Especially when it comes to sex play. People engage in sex play for lots of reasons - it feels good, it make us feel desired, we’re horny, the list goes on and on.
And when we’re in the moment and everything feels good, we may not stop and think about the impact of unprotected sex. We may simply be too caught up in the moment and how good it feels.
Ideally, we would have conversations about safer sex prior to engaging in sex play, but that makes a lot of assumptions. It assumes that we know the person we’re going to hook up with. It assumes we’re sober enough to have those conversations.
It assumes we have the power to have those conversations.
In some relationships, the power dynamic leads to people being forced or pressured into doing things that they don’t want to do. In those types of relationships the topic of safer sex may never be discussed, and the person may not have the ability to take steps to protect themselves during sex.
It also assumes that we know how to have those conversations, that we have the skills and language to do so. And most of us don’t.

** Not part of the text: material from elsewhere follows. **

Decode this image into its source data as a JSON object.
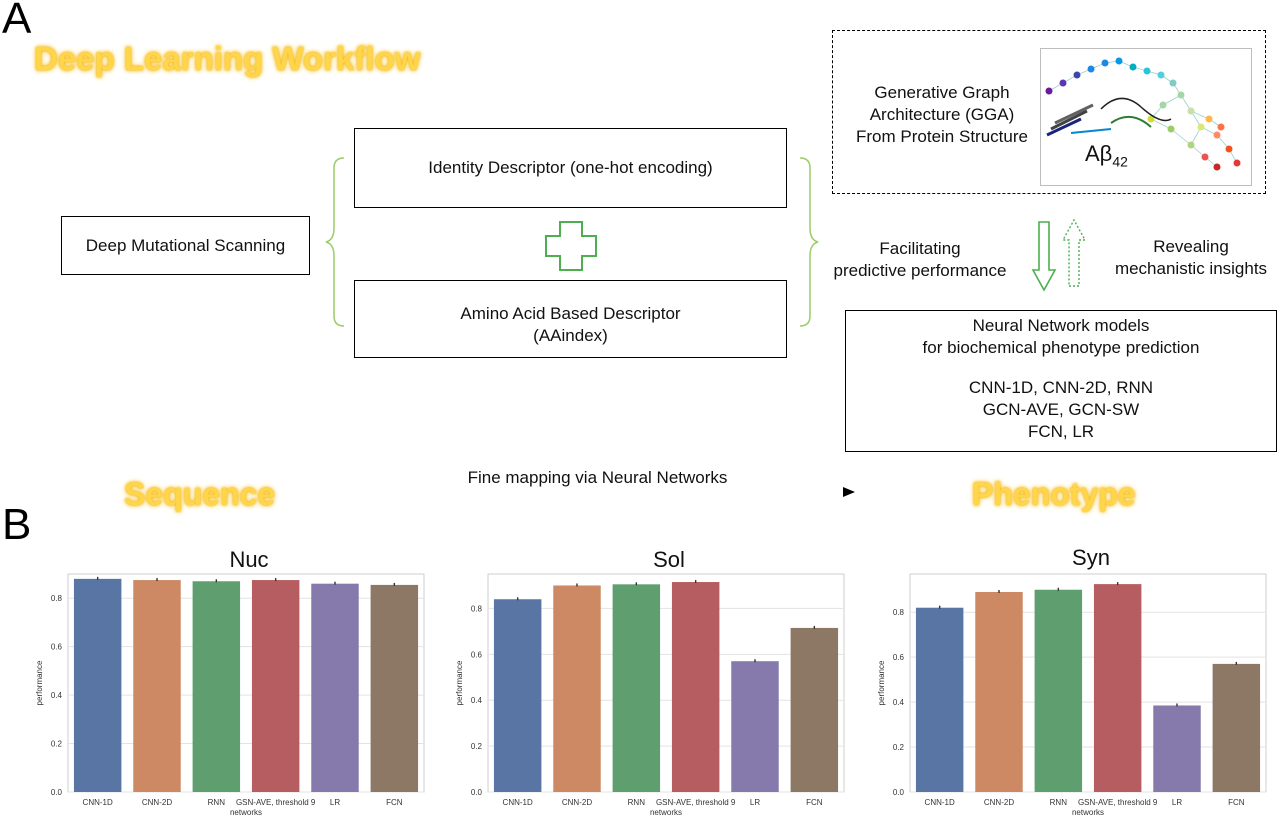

And the reason for that is most of us have never been taught how to talk about sex. For many people, sex was something that was a topic that was never discussed openly.
Teaching people about the possible consequences of unprotected sex is only the first step, we also need to teach people how to talk about sex. We need people to learn how to talk to a partner about sexual histories and what you do and don’t want during sex play.
We have to teach people that it’s okay to put your safety and desires first. Help them understand that if a partner won’t engage in safer sex when you want them to, that it’s okay to stop what you’re doing.
And even if we taught people all of those things, there are still some going to be times when people have unprotected sex. Because they got caught up in the moment, or they didn’t have a condom handy, or because they wanted to, or for a hundred other reasons.